From the FDA Drug Label
Clindamycin is indicated in the treatment of serious infections caused by susceptible anaerobic bacteria. Clindamycin is also indicated in the treatment of serious infections due to susceptible strains of streptococci, pneumococci, and staphylococci Anaerobes: Serious respiratory tract infections such as empyema, anaerobic pneumonitis, and lung abscess; serious skin and soft tissue infections; Streptococci: Serious respiratory tract infections; serious skin and soft tissue infections. Staphylococci: Serious respiratory tract infections; serious skin and soft tissue infections.
Oral Antibiotics for Soft Skin Tissue Infection:
- Clindamycin (PO) is indicated for the treatment of serious skin and soft tissue infections caused by susceptible anaerobic bacteria, streptococci, and staphylococci 2.
- Cephalexin (PO) does not have specific information in the provided label regarding its indication for soft skin tissue infections.

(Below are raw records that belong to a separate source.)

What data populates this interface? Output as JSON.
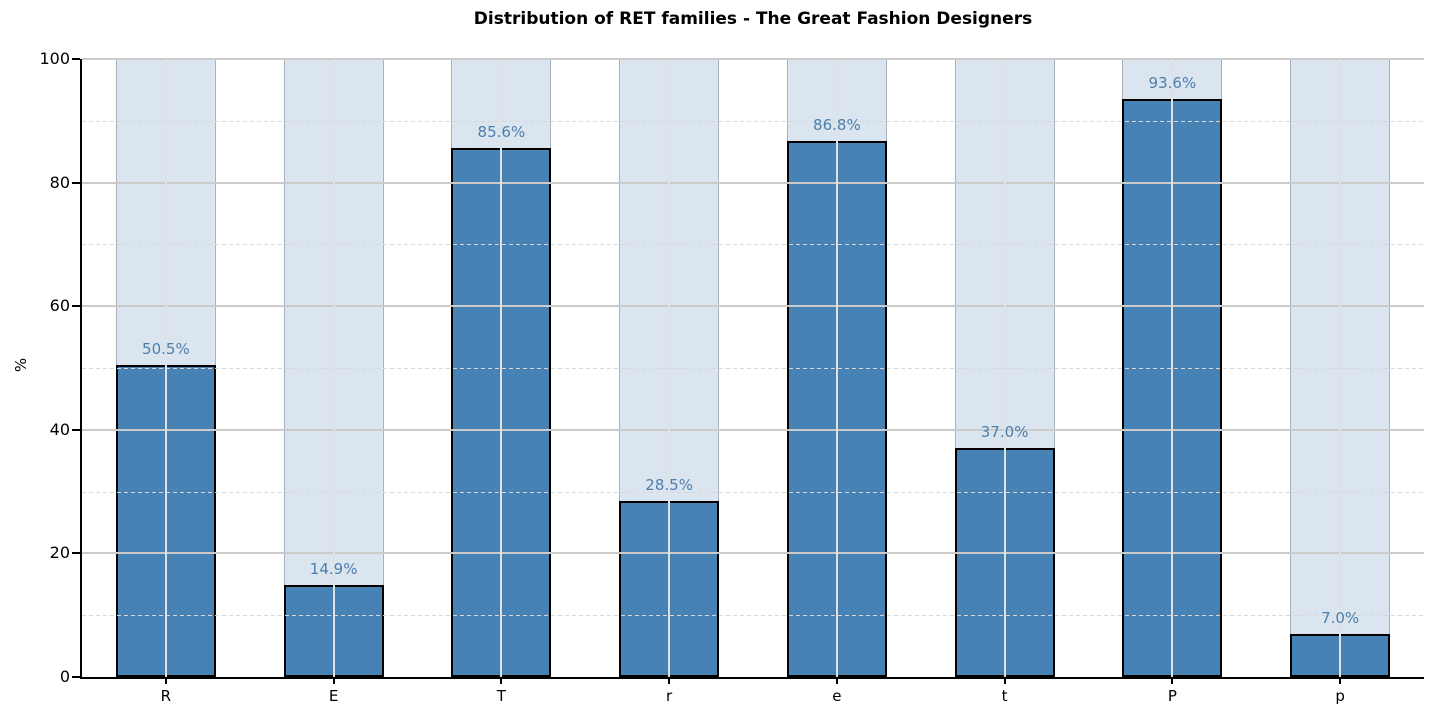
{
  "chart_data": {
    "type": "bar",
    "title": "Distribution of RET families - The Great Fashion Designers",
    "xlabel": "",
    "ylabel": "%",
    "categories": [
      "R",
      "E",
      "T",
      "r",
      "e",
      "t",
      "P",
      "p"
    ],
    "values": [
      50.5,
      14.9,
      85.6,
      28.5,
      86.8,
      37.0,
      93.6,
      7.0
    ],
    "value_labels": [
      "50.5%",
      "14.9%",
      "85.6%",
      "28.5%",
      "86.8%",
      "37.0%",
      "93.6%",
      "7.0%"
    ],
    "ylim": [
      0,
      100
    ],
    "yticks": [
      0,
      20,
      40,
      60,
      80,
      100
    ],
    "ytick_labels": [
      "0",
      "20",
      "40",
      "60",
      "80",
      "100"
    ],
    "minor_yticks": [
      10,
      30,
      50,
      70,
      90
    ],
    "background_bar_value": 100,
    "grid": "major solid, minor dashed, drawn above bars",
    "legend": "none",
    "colors": {
      "bar_fill": "#4682b4",
      "bar_edge": "#000000",
      "background_bar_fill": "#dbe5ef",
      "background_bar_edge": "#a9b2bc",
      "value_label": "#4d7fad",
      "grid_major": "#cbcbcb",
      "grid_minor": "#d8d8d8",
      "grid_vertical": "#dfe2e5",
      "axis": "#000000",
      "title": "#000000"
    }
  }
}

Therefore, based on the provided information, Clindamycin (PO) can be considered for the treatment of soft skin tissue infections, but bacteriologic studies should be performed to determine the causative organisms and their susceptibility to clindamycin 2.
From the Research
Oral Antibiotics for Soft Skin Tissue Infection
- Oral antibiotics such as clindamycin, doxycycline, and linezolid are effective in treating soft tissue infections, including those caused by Methicillin-resistant Staphylococcus aureus (MRSA) 3.
- These antibiotics offer good bioavailability and tissue penetration, but their use should be carefully considered due to potential side effects and drug interactions 3.
- Cephalexin is another effective oral antibiotic for treating streptococcal and staphylococcal skin infections, with cure rates of 90% or higher 4.
- The efficacy of cephalexin is comparable to other antibiotics such as erythromycin, clindamycin, and dicloxacillin, and its choice may depend on cost factors 4.
- Administration of oral antibiotics such as cephalexin twice a day can be as effective as four times a day, with minimal side effects 5.
- For community-acquired MRSA skin and soft tissue infections, doxycycline or trimethoprim-sulfamethoxazole with incision and drainage are recommended as initial therapy 6.
- New guidelines have been released for the treatment of skin and soft tissue infections, including recommendations on antibiotic prescription and effectiveness 7.